Image in modal.

The Glitch:

Take a look at the two photos in Figure 1. They both show the placement of a 6-inch thick concrete slab containing 5/8” PEX tubing at 12-inch spacing. The tubing is fastened to 6x6 welded wire reinforcing.   Do you see any installation practices that might compromise the eventual structural or thermal performance of this slab?

FIGURE 1

Figure 1 Placement of concrete slab with PEX tubing

The Fix:

In both of these projects, the masons are dumping and leveling the concrete on top of the tubing and welded wire reinforcing (WWR), but making no attempt to lift the WWR or attached tubing above the bottom of the slab.

Perhaps they think that the WWR is only there to hold the tubing in place during the pour. That’s what a contractor actually told me on a project I designed several years ago. It makes me wonder what they do when pouring a slab that doesn’t contain tubing. Do they understand what the WWR is for and where it should be within the slab? I suspect the answer is: “I sorta know, but really don’t care.”

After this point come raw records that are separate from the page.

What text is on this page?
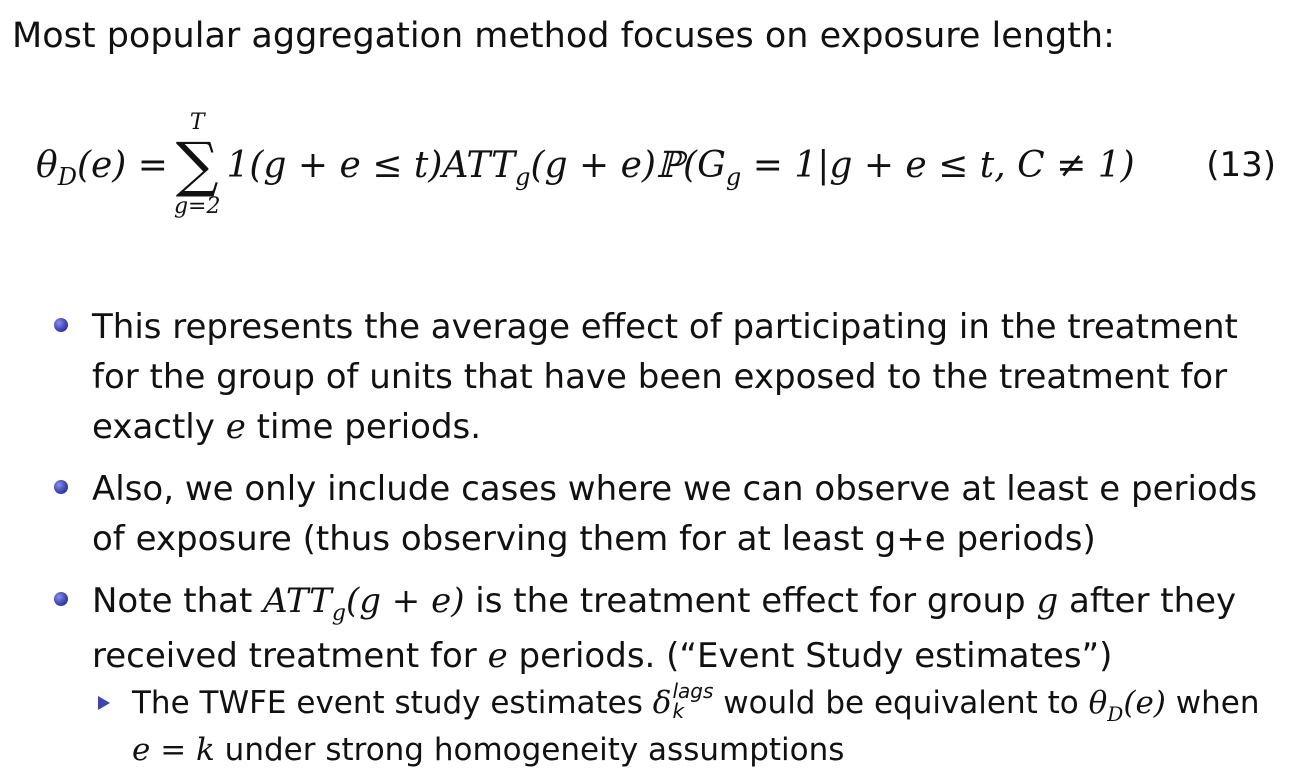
Most popular aggregation method focuses on exposure length:
θ D (e) =
T
∑
g=2
1(g + e ≤ t)ATT g (g + e)ℙ(G g
= 1|g + e ≤ t, C ≠ 1) (13)
This represents the average effect of participating in the treatment for the group of units that have been exposed to the treatment for exactly e time periods.
Also, we only include cases where we can observe at least e periods of exposure (thus observing them for at least g+e periods)
Note that $ATT_g(g + e)$ is the treatment effect for group g after they received treatment for e periods. (“Event Study estimates”)
The TWFE event study estimates δ lags
k would be equivalent to $\theta_D(e)$ when e = k under strong homogeneity assumptions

The guideline specifications from the Wire Reinforcing Institute call for a single layer of welded wire reinforcing (WWR) to be installed between 1/3 and 1/2 the depth of the slab, measured down from the slab surface. Leaving the (WWR) at the bottom of the slab does not allow proper “engagement” with the concrete, and provides little, if any, resistance to shrinkage cracking, which is usually the intended function of (WWR). Thus, even in non-heated slabs, the WWR should be lifted or otherwise supported so that it is embedded at the proper depth within the slab.

Beyond structural performance are the heat transfer implications. Figure 2 shows the variation in upward heat output from a 4” thick bare concrete slab based on tubing spaced 12” apart, installed at two depths, and operating at an average water temperature of 100° F.

FIGURE 2

Figure 2: Graph showing variation in upward heat output

In theory, there’s a 26% drop in heat output for tubing installed at the bottom, rather than the mid-height of the slab — when both are operated at the same water temperature.

If the slab needs to release heat at a rate of 15 Btu/h/ft2, the average circuit water temperature needs to increase about 7° F if the tubing is left at the bottom of the slab rather than placed approximately at mid-slab thickness.

If the slab needs to release heat at 30 Btu/h/ft2, the average circuit water temperature needs to increase 15° F. These temperature increases will lower the thermal efficiency of modern heat sources such as condensing boilers and especially heat pumps.

Leaving tubing at the bottom of the slab also increases downward heat loss, and significantly lengthens the slab’s response time to changes in water temperature. The latter can lead to pronounced temperature overshoot, especially if there are significant and unpredictable internal heat gains from the sun, people, or equipment.

The bottom line is simple: The depth of the tubing within a heated slab does make a significant difference in performance. When the tubing is tied to WWR, both the WWR and tubing should be placed at approximately half slab depth.

Why compromise the structure and thermal performance of a heated slab based on careless workmanship? Make sure your written specifications and construction drawings show and describe how to do it right.

If the masons or the GC disagree, perhaps you can show them Figure 2. If they still disagree, perhaps they would be willing to sign a release stating that they, not you, are now responsible for the performance of the slab.

What do you think the chances of that are?